If I can help with any way with the taggers, please let me know.
Thanks!


(jean.senellart) #7

@panosk, in the branch, I just commit a prototype hook for tree-tagger.

it contains a wrapper for tree-tagger in python that gives tree-tagger a simple http server API (because of the weird cmdline interface of tree-tagger)

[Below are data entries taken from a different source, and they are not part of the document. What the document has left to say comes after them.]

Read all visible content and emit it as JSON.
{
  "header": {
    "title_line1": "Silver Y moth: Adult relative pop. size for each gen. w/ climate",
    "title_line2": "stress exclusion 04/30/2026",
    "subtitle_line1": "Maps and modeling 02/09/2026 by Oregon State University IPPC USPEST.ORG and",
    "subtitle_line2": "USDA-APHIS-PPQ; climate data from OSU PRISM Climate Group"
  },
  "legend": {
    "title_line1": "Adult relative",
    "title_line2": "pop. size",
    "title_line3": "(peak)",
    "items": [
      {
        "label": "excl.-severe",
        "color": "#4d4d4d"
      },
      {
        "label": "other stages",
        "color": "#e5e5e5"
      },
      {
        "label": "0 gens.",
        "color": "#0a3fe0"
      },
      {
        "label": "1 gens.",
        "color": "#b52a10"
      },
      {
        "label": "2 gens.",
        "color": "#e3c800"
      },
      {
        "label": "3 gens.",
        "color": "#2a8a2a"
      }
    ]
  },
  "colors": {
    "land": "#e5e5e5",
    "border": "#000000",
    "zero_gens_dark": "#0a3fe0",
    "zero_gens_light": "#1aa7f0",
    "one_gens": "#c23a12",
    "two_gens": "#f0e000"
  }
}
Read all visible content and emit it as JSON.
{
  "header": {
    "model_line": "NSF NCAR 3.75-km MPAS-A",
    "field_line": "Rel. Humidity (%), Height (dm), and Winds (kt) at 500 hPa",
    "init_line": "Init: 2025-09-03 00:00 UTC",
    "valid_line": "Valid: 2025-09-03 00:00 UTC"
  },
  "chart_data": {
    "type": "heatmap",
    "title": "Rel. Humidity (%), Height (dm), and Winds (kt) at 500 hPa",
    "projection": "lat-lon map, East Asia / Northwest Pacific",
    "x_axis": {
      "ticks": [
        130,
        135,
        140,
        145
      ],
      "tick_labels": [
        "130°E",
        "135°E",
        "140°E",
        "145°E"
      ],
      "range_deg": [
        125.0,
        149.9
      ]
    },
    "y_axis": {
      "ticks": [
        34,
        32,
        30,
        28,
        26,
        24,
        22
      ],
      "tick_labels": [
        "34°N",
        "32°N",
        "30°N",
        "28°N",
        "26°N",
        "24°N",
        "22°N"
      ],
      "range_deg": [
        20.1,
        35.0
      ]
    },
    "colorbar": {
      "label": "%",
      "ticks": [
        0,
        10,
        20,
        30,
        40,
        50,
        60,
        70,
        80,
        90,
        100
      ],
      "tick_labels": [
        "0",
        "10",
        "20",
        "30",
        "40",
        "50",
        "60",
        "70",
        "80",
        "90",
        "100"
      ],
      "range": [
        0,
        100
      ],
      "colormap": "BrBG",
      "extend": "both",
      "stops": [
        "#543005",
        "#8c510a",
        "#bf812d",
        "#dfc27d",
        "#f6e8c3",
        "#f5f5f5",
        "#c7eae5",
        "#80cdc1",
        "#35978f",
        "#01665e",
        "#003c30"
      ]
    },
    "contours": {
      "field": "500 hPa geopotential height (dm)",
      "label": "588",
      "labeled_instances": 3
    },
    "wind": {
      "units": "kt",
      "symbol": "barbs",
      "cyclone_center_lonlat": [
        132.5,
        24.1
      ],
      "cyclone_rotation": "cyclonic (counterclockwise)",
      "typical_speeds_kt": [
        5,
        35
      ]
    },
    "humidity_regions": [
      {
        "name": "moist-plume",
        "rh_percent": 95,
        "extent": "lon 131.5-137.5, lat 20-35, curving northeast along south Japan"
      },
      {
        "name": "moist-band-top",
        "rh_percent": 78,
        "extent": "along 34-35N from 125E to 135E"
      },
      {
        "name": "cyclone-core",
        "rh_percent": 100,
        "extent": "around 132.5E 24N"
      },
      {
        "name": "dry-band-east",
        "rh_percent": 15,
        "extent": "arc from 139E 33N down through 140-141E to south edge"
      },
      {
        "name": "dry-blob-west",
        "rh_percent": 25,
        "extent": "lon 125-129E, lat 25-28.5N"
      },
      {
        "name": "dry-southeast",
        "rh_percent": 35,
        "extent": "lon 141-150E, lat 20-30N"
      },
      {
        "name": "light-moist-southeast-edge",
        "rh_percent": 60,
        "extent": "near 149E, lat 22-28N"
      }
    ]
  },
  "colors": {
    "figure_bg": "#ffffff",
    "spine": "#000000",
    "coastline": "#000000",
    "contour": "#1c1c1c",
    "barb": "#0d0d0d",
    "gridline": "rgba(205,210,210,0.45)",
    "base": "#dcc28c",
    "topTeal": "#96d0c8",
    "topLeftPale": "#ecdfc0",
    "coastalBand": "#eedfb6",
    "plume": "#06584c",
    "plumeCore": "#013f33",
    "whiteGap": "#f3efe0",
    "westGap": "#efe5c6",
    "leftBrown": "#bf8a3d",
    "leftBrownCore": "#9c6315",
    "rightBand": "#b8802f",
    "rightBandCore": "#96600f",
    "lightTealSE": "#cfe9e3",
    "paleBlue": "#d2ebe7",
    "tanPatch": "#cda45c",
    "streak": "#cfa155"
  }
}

to test that it can reach tree-tagger

python hooks/tree-tagger-server.py -model ~/french.par -path ~/bin/ -sent "un test"

to launch the server:

python -u hooks/tree-tagger-server.py -model ~/french.par -path ~/bin/

=> launches on localhost port 3000

to test the server:

`curl "http://localhost:3000/pos" -d "un test"

to test the hook:

th tools/tokenize.lua -hook_file hooks.tree-tagger -pos_feature < file

see the option for the python server and the hook with:

python hooks/tree-tagger-server.py -h
th tools/tokenize.lua -hook_file hooks.tree-tagger -h

(Panos Kanavos) #8

Hi @jean.senellart,

Thanks so much, that should be very useful!
I’ll try it soon, but in the meantime, can we use the hook of the tokenization in the command line of another module, the rest_translation_server.lua for instance which accepts all the options of the tokenize.lua?


(jean.senellart) #9

of course, it is the main goal of this development: complete consistency between the different flows - there is just a slight change to do in all of the entry points to enable these extensions. For the moment, I did it for the preprocessing/training tools, I will do the same on inference (translate&server) tools by the end of the week.


(Panos Kanavos) #10

That is great, actually I dared to modify the server a bit according to your changes and comments in preprocess.lua and it seems to be working fine with the hook :slight_smile:.
Thanks again for all your work!


(Panos Kanavos) #11

Hello @jean.senellart,

I’m working on the tagger hook to add more options. Currently, the joiner is not handled as it should so I made the following change to tree-tagger-server.py:

def tag(s):
  global extraneous
  l=s.split()
  for w in l:
    treetagger.stdin.write(w+'\n')
  treetagger.stdin.write('\n')
  ...

to this:

def tag(s):
  global extraneous
  joiner_char = '■'
  joiner_pos = []
  l=s.split()
  for i,w in enumerate(l):
    #if there's a joiner before the word, get rid of the joiner and store the word pos
    if w[0] == joiner_char:
      treetagger.stdin.write(w[1:]+'\n')
      joiner_pos.append(i)
    else:
      treetagger.stdin.write(w+'\n')
  treetagger.stdin.write('\n')
  ...

So, I get rid of the joiner so the tagger can mark correctly the puncuation mark and then I restore it in the end where needed. However, it seems tokenization is applied twice (or two copies of the tokenized sentence are used) so I should only get rid of the joiner without restoring it later, otherwise there are extra joiners.
Could you help me understand how tokenization is applied with hooks? In this hook, for example, is tokenization applied once and then there are two copies of the tokenized sentence, so one is used for tagging and the other is combined with the tags and sent to the model for translation?
Thanks!


(Panos Kanavos) #12

Please ignore the above, starting fresh this morning, I looked into tree-tagger.lua and everything is clear and obvious :slight_smile:
Anyway, once your branch gets into OpenNMT’s repo, I will send a PR with some interesting options for the tagger.


(jean.senellart) #13

great - I am working on some documentation and plan to merge this week. Looking forward your PR!


(jean.senellart) #14

the PR is merged - and I also added a hook with SentencePiece - details here:


(Anderleich) #15

I have just completed the first part of the tutorial to use hooks and it gave me an error. I’ve just created the file myhook.lua and typed the command:
$ echo “c’est épatant” | th tools/tokenize.lua -hook_file myhook
However, it raises the following error:
/opt/torch.git/install/bin/lua: ./onmt/utils/HookManager.lua:42: Cannot load hooks (/mnt/data/NMT/51/myhook): /opt/torch.git/install/share/lua/5.2/trepl/init.lua:389: module ‘/mnt/data/NMT/51/myhook’ not found:No LuaRocks module found for /mnt/data/NMT/51/myhook


(Anderleich) #16

Solved! The file should be located in the openNMT directory. I think this should be mentioned in the documentation.